A common question I get from startups, inventors, entrepreneurs, and others starting new businesses who haven't worked with attorneys previously is whether they need a non-disclosure agreement (NDA) to talk with an attorney.
In most circumstance, I recommend a non-disclosure agreement (NDA) to protect the business's idea as they are shared with others. However, attorneys are governed by strict rules and codes of professional conduct relating to communications with clients. Think of this as a built-in NDA when talking with your attorney. But, what if you wish to consult with a few different patent attorneys before hiring the right one? Most state bar ethical rules including something along the lines of providing protections if the attorney’s words or actions induce an individual to reasonably believe that the individual is consulting an attorney in confidence and in his professional capacity to retain the attorney or to obtain legal services or advice.

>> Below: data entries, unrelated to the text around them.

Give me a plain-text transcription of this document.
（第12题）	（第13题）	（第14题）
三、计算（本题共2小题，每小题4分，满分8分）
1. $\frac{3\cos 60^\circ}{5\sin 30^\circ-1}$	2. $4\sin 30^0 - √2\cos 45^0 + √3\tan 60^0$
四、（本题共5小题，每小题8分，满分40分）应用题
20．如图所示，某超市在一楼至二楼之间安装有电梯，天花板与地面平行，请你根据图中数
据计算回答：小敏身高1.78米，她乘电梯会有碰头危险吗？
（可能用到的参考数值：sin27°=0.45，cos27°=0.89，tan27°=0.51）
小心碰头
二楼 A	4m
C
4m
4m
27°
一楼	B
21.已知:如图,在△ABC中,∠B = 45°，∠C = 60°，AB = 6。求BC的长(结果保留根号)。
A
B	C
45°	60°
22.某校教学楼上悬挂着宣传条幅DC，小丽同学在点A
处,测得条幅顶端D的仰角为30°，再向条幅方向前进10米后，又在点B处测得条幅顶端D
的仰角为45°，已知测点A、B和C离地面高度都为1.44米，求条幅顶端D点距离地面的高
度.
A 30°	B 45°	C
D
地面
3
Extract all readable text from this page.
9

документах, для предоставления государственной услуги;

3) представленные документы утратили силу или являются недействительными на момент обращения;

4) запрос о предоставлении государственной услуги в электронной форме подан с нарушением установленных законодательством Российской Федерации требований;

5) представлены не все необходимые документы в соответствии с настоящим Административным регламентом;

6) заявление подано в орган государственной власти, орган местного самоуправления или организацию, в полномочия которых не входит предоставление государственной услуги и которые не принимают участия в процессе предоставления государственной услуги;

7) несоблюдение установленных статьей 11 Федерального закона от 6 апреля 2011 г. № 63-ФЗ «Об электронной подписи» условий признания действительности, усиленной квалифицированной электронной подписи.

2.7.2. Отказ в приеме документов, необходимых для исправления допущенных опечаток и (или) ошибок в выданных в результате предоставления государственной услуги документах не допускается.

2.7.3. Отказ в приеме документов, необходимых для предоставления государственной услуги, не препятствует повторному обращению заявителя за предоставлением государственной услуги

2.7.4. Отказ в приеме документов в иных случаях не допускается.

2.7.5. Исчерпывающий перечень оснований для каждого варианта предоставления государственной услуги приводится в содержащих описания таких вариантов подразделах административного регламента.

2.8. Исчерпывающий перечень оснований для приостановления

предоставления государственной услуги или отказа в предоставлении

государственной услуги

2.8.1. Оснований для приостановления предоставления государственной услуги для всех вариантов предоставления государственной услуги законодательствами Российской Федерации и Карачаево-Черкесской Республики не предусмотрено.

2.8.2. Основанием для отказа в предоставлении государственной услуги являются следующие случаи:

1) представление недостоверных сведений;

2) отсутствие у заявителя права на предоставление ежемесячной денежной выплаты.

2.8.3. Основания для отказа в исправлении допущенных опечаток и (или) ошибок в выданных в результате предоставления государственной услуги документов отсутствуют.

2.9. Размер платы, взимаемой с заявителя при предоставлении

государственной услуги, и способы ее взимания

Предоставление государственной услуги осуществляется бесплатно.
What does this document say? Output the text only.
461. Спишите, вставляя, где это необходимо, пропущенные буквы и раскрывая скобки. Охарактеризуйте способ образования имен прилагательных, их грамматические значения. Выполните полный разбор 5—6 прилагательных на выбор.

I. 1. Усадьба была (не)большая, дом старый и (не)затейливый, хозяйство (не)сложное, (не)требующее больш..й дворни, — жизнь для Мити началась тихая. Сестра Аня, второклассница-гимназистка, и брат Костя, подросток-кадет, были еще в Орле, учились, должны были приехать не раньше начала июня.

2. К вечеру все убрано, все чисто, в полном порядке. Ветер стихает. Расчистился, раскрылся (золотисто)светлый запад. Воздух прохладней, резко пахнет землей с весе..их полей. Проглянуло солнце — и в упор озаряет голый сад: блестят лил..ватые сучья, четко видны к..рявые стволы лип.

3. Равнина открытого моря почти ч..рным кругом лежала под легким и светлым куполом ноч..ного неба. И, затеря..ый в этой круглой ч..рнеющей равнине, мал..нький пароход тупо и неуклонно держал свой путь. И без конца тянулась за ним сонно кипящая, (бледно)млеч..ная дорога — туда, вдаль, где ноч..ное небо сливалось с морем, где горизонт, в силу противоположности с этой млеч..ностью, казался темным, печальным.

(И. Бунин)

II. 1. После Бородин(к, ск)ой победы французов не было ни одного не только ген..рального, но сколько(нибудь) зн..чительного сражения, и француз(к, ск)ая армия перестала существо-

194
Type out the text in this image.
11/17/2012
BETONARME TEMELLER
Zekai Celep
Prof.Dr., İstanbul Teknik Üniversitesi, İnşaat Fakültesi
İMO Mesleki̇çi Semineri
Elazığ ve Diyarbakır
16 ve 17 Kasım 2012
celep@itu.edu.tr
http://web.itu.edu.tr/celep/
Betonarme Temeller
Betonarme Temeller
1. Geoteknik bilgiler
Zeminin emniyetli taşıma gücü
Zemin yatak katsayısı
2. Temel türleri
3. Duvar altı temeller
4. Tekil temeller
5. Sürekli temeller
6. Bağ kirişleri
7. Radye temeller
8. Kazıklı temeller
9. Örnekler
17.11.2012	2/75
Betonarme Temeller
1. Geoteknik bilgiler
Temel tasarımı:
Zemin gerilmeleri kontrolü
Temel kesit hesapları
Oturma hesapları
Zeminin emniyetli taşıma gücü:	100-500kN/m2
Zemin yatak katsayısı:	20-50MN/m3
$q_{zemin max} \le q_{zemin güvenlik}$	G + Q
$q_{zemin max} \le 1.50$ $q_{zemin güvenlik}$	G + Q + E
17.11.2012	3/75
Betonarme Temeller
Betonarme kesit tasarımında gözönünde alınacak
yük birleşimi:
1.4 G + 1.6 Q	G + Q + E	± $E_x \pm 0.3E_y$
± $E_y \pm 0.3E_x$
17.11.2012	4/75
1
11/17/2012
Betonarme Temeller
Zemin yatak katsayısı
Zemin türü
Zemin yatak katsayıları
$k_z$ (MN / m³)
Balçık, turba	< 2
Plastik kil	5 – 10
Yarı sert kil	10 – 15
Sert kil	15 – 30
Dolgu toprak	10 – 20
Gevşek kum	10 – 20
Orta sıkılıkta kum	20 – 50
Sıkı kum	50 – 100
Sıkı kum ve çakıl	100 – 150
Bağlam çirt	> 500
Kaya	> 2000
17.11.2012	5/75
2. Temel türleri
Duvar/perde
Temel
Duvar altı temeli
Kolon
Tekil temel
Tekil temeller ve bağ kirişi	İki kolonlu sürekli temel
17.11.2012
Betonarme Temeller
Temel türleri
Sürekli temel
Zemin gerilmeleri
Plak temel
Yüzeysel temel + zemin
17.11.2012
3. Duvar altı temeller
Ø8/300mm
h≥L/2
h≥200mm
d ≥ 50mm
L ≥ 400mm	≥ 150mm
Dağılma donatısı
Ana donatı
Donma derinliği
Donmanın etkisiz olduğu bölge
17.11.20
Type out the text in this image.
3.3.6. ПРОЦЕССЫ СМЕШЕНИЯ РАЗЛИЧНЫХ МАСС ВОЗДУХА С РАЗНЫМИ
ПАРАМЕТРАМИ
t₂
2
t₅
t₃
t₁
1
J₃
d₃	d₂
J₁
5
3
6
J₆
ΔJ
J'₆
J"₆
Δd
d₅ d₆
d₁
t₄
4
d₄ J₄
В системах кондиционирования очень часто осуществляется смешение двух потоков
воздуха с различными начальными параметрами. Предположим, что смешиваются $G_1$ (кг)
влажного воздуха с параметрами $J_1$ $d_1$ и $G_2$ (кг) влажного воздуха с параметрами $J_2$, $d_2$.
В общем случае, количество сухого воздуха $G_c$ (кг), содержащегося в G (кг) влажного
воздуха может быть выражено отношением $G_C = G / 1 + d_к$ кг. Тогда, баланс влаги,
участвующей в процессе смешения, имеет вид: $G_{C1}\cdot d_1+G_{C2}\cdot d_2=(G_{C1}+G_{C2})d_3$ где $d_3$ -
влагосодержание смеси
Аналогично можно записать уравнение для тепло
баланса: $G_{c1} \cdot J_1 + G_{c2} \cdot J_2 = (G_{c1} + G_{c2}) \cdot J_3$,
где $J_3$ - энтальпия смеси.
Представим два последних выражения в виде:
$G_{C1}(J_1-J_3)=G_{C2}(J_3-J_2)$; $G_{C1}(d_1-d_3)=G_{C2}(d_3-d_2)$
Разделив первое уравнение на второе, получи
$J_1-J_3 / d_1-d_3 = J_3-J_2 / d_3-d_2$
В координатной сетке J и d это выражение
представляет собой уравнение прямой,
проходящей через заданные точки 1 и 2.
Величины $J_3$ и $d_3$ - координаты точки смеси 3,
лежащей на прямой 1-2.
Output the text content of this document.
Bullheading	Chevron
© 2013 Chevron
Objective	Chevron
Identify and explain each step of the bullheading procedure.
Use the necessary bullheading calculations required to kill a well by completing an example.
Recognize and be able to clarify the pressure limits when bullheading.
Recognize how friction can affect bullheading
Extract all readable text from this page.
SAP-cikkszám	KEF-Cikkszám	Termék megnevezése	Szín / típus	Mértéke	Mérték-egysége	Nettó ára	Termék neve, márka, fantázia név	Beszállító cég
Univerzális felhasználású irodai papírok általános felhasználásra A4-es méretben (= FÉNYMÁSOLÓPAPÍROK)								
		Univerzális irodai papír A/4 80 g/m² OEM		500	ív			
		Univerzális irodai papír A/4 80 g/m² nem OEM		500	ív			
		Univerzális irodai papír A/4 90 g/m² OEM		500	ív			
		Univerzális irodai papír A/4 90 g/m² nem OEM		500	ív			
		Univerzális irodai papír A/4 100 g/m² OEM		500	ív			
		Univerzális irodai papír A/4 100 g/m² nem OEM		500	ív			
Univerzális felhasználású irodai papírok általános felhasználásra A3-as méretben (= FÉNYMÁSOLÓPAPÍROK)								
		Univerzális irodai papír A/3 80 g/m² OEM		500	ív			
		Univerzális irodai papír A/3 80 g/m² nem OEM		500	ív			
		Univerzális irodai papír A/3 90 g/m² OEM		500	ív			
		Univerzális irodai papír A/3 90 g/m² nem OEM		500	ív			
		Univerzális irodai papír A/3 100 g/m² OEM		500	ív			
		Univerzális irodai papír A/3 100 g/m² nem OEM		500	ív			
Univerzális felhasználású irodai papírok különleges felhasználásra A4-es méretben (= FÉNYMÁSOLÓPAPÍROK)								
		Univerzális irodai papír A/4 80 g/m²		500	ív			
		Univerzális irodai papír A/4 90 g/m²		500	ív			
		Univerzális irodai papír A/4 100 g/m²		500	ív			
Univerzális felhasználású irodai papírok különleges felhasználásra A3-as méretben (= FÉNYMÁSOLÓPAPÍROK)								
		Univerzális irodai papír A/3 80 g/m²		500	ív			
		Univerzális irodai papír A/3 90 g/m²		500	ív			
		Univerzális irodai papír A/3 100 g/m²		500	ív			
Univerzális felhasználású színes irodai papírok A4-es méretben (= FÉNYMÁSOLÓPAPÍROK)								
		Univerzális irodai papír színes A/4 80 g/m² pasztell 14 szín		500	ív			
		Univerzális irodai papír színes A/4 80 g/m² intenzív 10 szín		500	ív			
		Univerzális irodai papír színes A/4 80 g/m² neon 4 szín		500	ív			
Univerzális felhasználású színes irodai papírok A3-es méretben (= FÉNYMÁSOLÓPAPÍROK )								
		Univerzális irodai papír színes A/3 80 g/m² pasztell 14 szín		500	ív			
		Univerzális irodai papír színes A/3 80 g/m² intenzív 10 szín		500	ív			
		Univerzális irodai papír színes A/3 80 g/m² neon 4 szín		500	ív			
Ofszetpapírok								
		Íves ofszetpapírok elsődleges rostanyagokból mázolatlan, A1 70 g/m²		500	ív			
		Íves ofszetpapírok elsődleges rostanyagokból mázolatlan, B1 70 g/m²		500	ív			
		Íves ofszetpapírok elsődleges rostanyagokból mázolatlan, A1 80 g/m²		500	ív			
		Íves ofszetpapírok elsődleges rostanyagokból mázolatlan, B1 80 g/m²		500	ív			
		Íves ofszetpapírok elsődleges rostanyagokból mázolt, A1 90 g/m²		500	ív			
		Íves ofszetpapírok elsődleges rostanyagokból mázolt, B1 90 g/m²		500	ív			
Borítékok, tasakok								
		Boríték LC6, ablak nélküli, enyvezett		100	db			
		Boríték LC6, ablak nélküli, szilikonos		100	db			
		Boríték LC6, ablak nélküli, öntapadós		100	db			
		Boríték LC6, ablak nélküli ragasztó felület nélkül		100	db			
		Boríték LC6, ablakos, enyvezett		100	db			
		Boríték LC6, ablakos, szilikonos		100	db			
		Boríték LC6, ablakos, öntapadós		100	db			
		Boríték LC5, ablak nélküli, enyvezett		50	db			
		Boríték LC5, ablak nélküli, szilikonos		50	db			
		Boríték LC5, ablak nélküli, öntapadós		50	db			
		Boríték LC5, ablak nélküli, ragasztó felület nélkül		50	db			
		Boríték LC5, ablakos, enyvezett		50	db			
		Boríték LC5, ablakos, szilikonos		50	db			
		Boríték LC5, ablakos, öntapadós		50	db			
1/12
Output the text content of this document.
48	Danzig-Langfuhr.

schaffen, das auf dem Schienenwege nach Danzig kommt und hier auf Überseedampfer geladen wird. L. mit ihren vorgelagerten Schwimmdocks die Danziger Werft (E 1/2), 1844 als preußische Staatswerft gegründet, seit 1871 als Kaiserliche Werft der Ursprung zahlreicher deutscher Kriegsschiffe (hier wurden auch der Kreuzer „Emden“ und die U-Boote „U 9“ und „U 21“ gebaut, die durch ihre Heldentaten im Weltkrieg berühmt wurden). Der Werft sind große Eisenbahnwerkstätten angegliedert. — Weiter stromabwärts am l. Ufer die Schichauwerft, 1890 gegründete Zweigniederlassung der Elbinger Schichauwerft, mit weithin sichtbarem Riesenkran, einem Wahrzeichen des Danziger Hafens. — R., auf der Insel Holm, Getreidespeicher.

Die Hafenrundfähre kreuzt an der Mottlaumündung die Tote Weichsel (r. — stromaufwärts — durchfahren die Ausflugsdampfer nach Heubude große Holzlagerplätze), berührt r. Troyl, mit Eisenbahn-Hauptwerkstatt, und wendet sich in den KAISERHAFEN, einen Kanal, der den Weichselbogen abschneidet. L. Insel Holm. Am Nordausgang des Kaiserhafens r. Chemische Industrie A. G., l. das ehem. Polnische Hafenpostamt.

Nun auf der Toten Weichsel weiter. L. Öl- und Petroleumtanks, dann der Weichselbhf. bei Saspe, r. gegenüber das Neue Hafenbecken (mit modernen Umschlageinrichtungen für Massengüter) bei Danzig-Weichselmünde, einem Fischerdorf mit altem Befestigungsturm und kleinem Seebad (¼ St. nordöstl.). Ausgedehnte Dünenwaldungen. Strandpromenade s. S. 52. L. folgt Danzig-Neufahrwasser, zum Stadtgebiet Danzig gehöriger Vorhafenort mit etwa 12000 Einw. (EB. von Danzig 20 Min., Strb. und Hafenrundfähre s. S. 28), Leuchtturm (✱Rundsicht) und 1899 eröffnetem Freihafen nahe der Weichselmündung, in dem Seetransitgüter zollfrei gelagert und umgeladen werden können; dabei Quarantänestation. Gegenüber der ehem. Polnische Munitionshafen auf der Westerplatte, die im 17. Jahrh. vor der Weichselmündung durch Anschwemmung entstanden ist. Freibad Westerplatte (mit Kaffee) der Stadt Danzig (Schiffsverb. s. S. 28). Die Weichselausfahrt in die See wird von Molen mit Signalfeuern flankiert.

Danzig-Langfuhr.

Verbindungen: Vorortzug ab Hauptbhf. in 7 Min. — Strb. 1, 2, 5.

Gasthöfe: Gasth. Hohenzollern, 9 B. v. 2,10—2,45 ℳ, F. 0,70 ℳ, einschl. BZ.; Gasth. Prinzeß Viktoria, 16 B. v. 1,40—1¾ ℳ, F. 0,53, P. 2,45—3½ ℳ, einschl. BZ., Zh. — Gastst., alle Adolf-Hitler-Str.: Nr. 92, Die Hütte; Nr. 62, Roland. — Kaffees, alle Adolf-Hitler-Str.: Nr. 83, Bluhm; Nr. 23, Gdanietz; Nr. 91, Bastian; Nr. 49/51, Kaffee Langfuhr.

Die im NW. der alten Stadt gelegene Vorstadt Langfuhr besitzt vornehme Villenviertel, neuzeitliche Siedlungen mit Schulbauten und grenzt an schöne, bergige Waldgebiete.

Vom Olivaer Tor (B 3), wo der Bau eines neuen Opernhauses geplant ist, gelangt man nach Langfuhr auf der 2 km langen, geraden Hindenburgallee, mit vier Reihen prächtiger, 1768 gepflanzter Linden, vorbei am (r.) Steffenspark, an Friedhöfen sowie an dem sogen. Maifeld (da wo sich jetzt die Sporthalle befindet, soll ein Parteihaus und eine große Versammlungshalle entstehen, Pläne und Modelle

If you’re still uncomfortable sharing the details of your invention, then keep the communications general. For example, you can share the general terms of your idea: “I have an idea for a new [device/app] to be used in/by [field/industry]." By only disclosing the general idea and not the details, the IP attorney can suggest next steps, costs, and timelines without getting into any potential conflicts of interest.
Note, if you are speaking to a patent agent, it is wise to have an NDA signed before disclosing your idea since patent agents are not lawyers.